Qui oserait traiter Picasso d’imitateur se tromperait lourdement. S’il reprend les idées de Velasquez, Ingres, Delacroix,  Manet,  Van Gogh, Pissarro et de bien d’autres, il n’en est pas moins pleinement Picasso. Il l'affirme d'ailleurs à sa manière : « Qu’est-ce qu’un peintre ? C’est un collectionneur qui veut se constituer une collection en faisant lui-même les tableaux qu’il aime chez les autres. Il est avant tout parfaitement lui-même. »

Après Cézanne en Provence en 2006, le musée Granet d’Aix-en Provence abrite jusqu’au 27 septembre  l'exposition Picasso Cézanne, à travers 114  de leurs œuvres (91 Picasso, 23 Cézanne). Certes il n'y a pas les grands classiques, mais quelques œuvres majeures sont tout de même présentées. Nous pouvons ainsi découvrir ce que Picasso, sans jamais perdre le fil de sa propre créativité, doit à Cézanne. Il le considérait comme son seul maître et l’appelait « Monsieur Cézanne ». Picasso a vécu deux ans au château de Vauvenargues, au pied de la montagne Sainte-Victoire, sans essayer de la peindre, par égard pour son aîné. « J’habite chez Cézanne » aimait-il à dire. Ils ne se sont jamais rencontrés, mais Pablo possédait quatre toiles de Paul.

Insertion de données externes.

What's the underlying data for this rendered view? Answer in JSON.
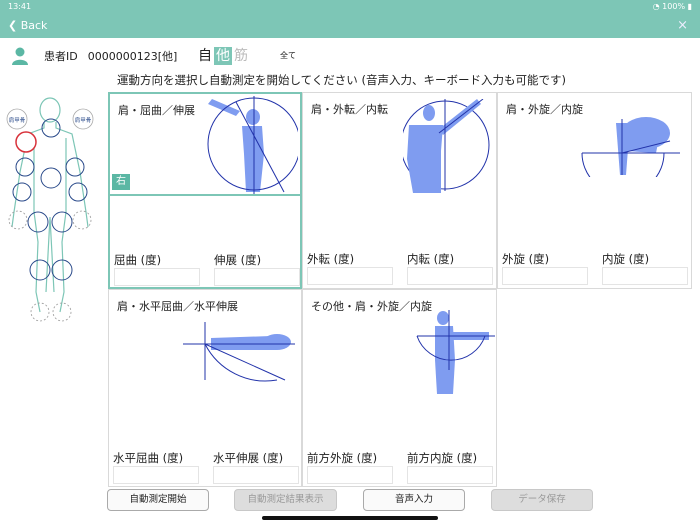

Cézanne cherche avant tout l’harmonie  des couleurs et des formes. Sa « peinture couillarde » comme il la nomme, repousse les limites de la perspective, faisant de lui le précurseur du cubisme. Picasso a repéré ces lignes de force mais il ne reproduit pas, pour autant, les peintures de Cézanne. Son inspiration est beaucoup plus subtile – et maîtrisée. Libérateur de l’univers pictural et artiste de génie, il les prolonge jusqu’à interpeller notre sensibilité la plus secrète. La peinture n’est plus pour lui un instantané mais un instant simultané où le mouvement intérieur révèle notre véritable nature, où toutes les couches d’un objet ou d’un visage nous sont révélées à grands traits (triviale comparaison : un peu comme les calques de Photoshop).

Picasso et Cézanne ont tous les deux le goût de la géométrie et le génie de la composition. Si l’on veut leur trouver une différence, Cézanne peint l’essence du visible et Picasso celle de l’invisible. Cézanne indique le chemin qui mène jusqu’à nous. Picasso l’empreinte et poursuit la route.

En un raccourci saisissant, cette exposition présente les deux phares de l’art moderne, entre lesquels la filiation est certaine. Au deuxième étage, il ne faut pas manquer les photos de David Douglas Duncan, Picasso au château de Vauvenargues. Puis, avant de sortir,  parcourir le fonds du musée Granet pour reposer son œil parvenu au seuil de l'impossible.

Picasso

Cézanne. Gardanne. 1886. Picasso. Vauvenargues II. 1959.